The remediation dredging will be carried out by multiple proposed tram dredges (number to be determined) and will continue for 5 years. Further remedial dredging will likely be needed in the future due to the high number of industries and neighborhoods throughout the Riachuelo basin. A system of monitoring will be needed to ensure the sediments are not contaminated beyond acceptable levels- if they can be maintained in a state clean enough to allow future interior port dredge spoils to be disposed of at sea then port operational costs could be reduced by up to 10 million dollars a year.
The Yarara site has an estimated capacity of 2,460,000 cubic meters. It was estimated in 2008 to have only 200,000 cubic meters left and is likely now full or close to capacity, even with compaction due to dewatering. The Camalote site will provide an estimated 10,000,000 cubic meters of capacity. This will allow for storage of 1,000,000 cubic meters of dredge spoils from capital dredging in the Riachuelo, and provide capacity for confinement of contaminated spoils for the next twenty years. At that point, institutional controls instigated by municipalities, agencies, and businesses through ACUMAR should be fully operational allowing for source control of pollutants.

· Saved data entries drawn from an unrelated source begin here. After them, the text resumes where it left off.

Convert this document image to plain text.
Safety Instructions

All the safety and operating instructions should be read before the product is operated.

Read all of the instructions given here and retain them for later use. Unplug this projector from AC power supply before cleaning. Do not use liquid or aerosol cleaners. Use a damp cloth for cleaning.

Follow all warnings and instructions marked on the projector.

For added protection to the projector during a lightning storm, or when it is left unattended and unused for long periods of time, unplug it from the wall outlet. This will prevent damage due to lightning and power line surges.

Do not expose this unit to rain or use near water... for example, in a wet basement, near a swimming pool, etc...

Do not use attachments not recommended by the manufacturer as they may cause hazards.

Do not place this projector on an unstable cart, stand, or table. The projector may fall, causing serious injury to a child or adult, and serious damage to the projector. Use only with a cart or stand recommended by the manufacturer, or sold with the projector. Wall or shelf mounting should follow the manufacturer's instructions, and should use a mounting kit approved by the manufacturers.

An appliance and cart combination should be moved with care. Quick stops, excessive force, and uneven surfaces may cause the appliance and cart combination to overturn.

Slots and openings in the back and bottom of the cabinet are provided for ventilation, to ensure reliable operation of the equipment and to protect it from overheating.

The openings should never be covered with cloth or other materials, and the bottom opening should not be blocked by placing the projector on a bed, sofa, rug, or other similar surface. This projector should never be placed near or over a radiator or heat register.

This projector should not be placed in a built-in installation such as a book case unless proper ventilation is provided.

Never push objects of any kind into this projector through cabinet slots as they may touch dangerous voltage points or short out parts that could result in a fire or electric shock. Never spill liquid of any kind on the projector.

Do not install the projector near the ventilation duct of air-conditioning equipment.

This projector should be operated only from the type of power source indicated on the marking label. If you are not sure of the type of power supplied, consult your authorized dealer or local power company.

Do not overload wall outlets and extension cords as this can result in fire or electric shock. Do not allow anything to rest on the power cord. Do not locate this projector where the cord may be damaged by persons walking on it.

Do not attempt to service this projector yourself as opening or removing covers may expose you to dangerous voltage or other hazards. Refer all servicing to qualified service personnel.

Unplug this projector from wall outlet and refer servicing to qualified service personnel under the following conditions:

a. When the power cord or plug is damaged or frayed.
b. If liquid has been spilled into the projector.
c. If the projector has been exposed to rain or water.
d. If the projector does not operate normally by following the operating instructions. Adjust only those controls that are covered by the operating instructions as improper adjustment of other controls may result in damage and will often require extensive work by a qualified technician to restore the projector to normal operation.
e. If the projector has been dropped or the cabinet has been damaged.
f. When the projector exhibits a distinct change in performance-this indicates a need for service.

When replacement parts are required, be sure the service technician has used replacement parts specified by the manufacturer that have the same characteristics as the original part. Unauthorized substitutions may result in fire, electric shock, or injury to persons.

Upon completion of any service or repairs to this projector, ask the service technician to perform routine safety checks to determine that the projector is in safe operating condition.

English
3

However, given the dispersed nature, both temporally (spread over 200 years) and spatially (throughout the basin and spanning multiple jurisdictions) of the pollution sources, including residences, businesses, and industry, any future design should prove robust enough to mediate common pollutants.
After the contaminated sediment is dredged and confined in the Camalote- or confined in place within the Riachuelo- and the new design depth obtained for the Riachuelo, maintenance dredging will be needed. By confining the contaminated sediments so that they don’t contaminate groundwater or get flushed in to the city with sudestada floodwaters the health of the residents of the surrounding area will be greatly improved. In addition, many plants and animals that currently suffer ill effects from the heavy metals and volatile organic compounds will have more space to grow and establish healthy ecological communities.
Regarding the future channel of the Riachuelo itself, the idea of “design depth” and “channel” needs to be rethought, considering that the future use primary uses of the Riachuelo will not be heavy industrial shipping but municipal transit, remediation, recreation, and light industry such as composting. A monitoring system and catchment system must be developed to ensure that future remediation- likely to become necessary as hundreds of years of contaminated sediment make their way downstream- can be undertaken as part of a functioning industrial/recreational ecology within the city.
+ Where will the sediments be transferred from the tram dredge to the Port Authority?
+ How long will the remedial dredging take place?
+ What kind of ongoing dredging will occur after remedial dredging is finished?
+ How will the sediment monitoring system function?
+ How will the sediment catchment system function?